Caesar with a migraine.
Evan tapped the stylus on the table
and stole another glance at Colonel Veda. Since she sat, he could only see her
from the waist up. Closely trimmed black hair. Creamy brown skin. A noble face,
handsome rather than pretty. He’d yet to see her smile, but he guessed those
dark brown eyes could sparkle given the right encouragement. He knew from other
stolen glances that her Service summerweights hugged lovely curves.

Her first name’s Chandra.
A soft, lovely name. Yes, in
another lifetime, he would have asked Durian Ridgeway to don his go-between hat
and invite her to an assignation in one of the rented flats the Interior
Ministry had scattered throughout Chicago. In that other lifetime, she would
have accepted.

But in this lifetime, Durian is dead and Veda thinks I’m a
worm.
Evan struck the stylus against the table—tiny shards of poly sprayed
across the surface as the writing tip shattered. “What difference do the ship
records from the evac make?” He swept the plastic bits over the tableside and
onto the carpeted floor. “They know I was there—that’s why I’m in trouble now.”

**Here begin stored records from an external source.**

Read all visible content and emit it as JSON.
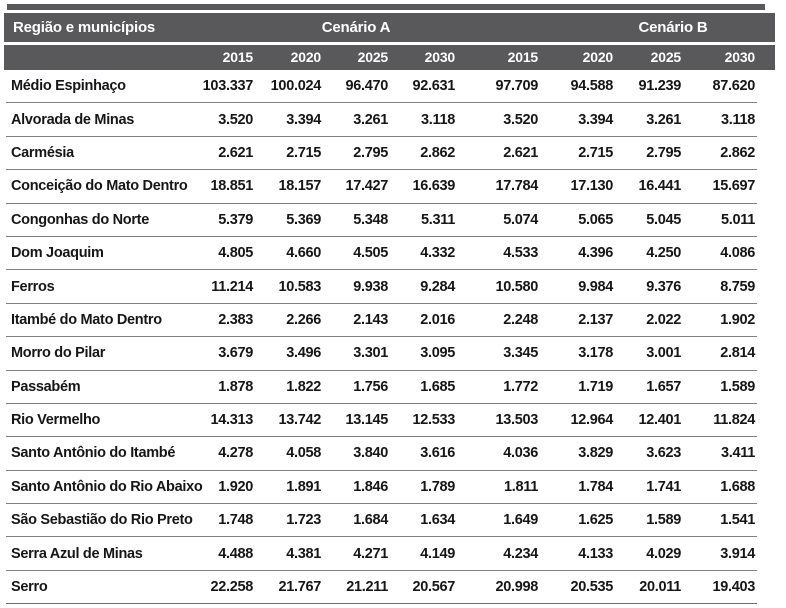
{
  "table": {
    "col_header": "Região e municípios",
    "group_a": "Cenário A",
    "group_b": "Cenário B",
    "years": [
      "2015",
      "2020",
      "2025",
      "2030",
      "2015",
      "2020",
      "2025",
      "2030"
    ],
    "rows": [
      {
        "label": "Médio Espinhaço",
        "values": [
          "103.337",
          "100.024",
          "96.470",
          "92.631",
          "97.709",
          "94.588",
          "91.239",
          "87.620"
        ]
      },
      {
        "label": "Alvorada de Minas",
        "values": [
          "3.520",
          "3.394",
          "3.261",
          "3.118",
          "3.520",
          "3.394",
          "3.261",
          "3.118"
        ]
      },
      {
        "label": "Carmésia",
        "values": [
          "2.621",
          "2.715",
          "2.795",
          "2.862",
          "2.621",
          "2.715",
          "2.795",
          "2.862"
        ]
      },
      {
        "label": "Conceição do Mato Dentro",
        "values": [
          "18.851",
          "18.157",
          "17.427",
          "16.639",
          "17.784",
          "17.130",
          "16.441",
          "15.697"
        ]
      },
      {
        "label": "Congonhas do Norte",
        "values": [
          "5.379",
          "5.369",
          "5.348",
          "5.311",
          "5.074",
          "5.065",
          "5.045",
          "5.011"
        ]
      },
      {
        "label": "Dom Joaquim",
        "values": [
          "4.805",
          "4.660",
          "4.505",
          "4.332",
          "4.533",
          "4.396",
          "4.250",
          "4.086"
        ]
      },
      {
        "label": "Ferros",
        "values": [
          "11.214",
          "10.583",
          "9.938",
          "9.284",
          "10.580",
          "9.984",
          "9.376",
          "8.759"
        ]
      },
      {
        "label": "Itambé do Mato Dentro",
        "values": [
          "2.383",
          "2.266",
          "2.143",
          "2.016",
          "2.248",
          "2.137",
          "2.022",
          "1.902"
        ]
      },
      {
        "label": "Morro do Pilar",
        "values": [
          "3.679",
          "3.496",
          "3.301",
          "3.095",
          "3.345",
          "3.178",
          "3.001",
          "2.814"
        ]
      },
      {
        "label": "Passabém",
        "values": [
          "1.878",
          "1.822",
          "1.756",
          "1.685",
          "1.772",
          "1.719",
          "1.657",
          "1.589"
        ]
      },
      {
        "label": "Rio Vermelho",
        "values": [
          "14.313",
          "13.742",
          "13.145",
          "12.533",
          "13.503",
          "12.964",
          "12.401",
          "11.824"
        ]
      },
      {
        "label": "Santo Antônio do Itambé",
        "values": [
          "4.278",
          "4.058",
          "3.840",
          "3.616",
          "4.036",
          "3.829",
          "3.623",
          "3.411"
        ]
      },
      {
        "label": "Santo Antônio do Rio Abaixo",
        "values": [
          "1.920",
          "1.891",
          "1.846",
          "1.789",
          "1.811",
          "1.784",
          "1.741",
          "1.688"
        ]
      },
      {
        "label": "São Sebastião do Rio Preto",
        "values": [
          "1.748",
          "1.723",
          "1.684",
          "1.634",
          "1.649",
          "1.625",
          "1.589",
          "1.541"
        ]
      },
      {
        "label": "Serra Azul de Minas",
        "values": [
          "4.488",
          "4.381",
          "4.271",
          "4.149",
          "4.234",
          "4.133",
          "4.029",
          "3.914"
        ]
      },
      {
        "label": "Serro",
        "values": [
          "22.258",
          "21.767",
          "21.211",
          "20.567",
          "20.998",
          "20.535",
          "20.011",
          "19.403"
        ]
      }
    ]
  },
  "colors": {
    "header_bg": "#59595b",
    "header_text": "#ffffff",
    "body_text": "#161616",
    "row_rule": "#808080"
  }
}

Joaquin sighed. “Pretend you’re still a cabinet minister and use
your brain. We want to build sympathy. Highlight the hardships you endured
during the idomeni civil war and the evacuation, the hardships that still haunt
your memory eighteen years later. The terror as the Haárin stalked Rauta
Shèràa, slaughtering the fallen Laum, while their Vynshàrau puppetmasters
watched from the surrounding hills.”

“You make it sound like a ’Vee melodrama. All that’s missing is
the closing clinch with the girlfriend to the strains of the Commonwealth
anthem.” Evan smiled to mask his unease. He had many reasons to dread his
memories—he didn’t relish the thought of his own attorney dredging them up
again.

Especially the memories he’d deny to the grave.

Joaquin’s stylus scraped across the surface of his recording
board. “Only you would see it that way. A more sober-minded individual would
have lived in constant fear.”

Evan’s smile died. Fear? Of what? The bombs? The panic? The rumors
of a massacre by a human of twenty-six Laumrau in a place called Knevçet
Shèràa? That the Haárin might ignore their cultural conditioning and avenge the
disorderly deaths of their enemies by slaughtering the remaining inhabitants of
Rauta Shèràa’s human enclave?

That his government would find out the things he’d done? That
escaping execution in Rauta Shèràa only increased his chances of meeting that
fate back on Earth?

“Fear?” Evan felt the sweat trickle under his shirt. His hands
shook. His left knee ached. He needed a drink. “What do you know about fear?”

Joaquin ignored the question. “Most especially, we need to emphasize
that there were times during the voyage home that you didn’t think you’d make
it back to Earth alive.”

His stylus broken, Evan dissipated the urge to twitch by tugging
on his security cuff.
My electronic leash.
Nice of his jailers to make
the black-banded monitor look like a timepiece. He wondered if it fooled
anyone. “Living through two months of crappy food and cramped quarters isn’t
going to win me any sympathy from this crowd. It’s their way of life.”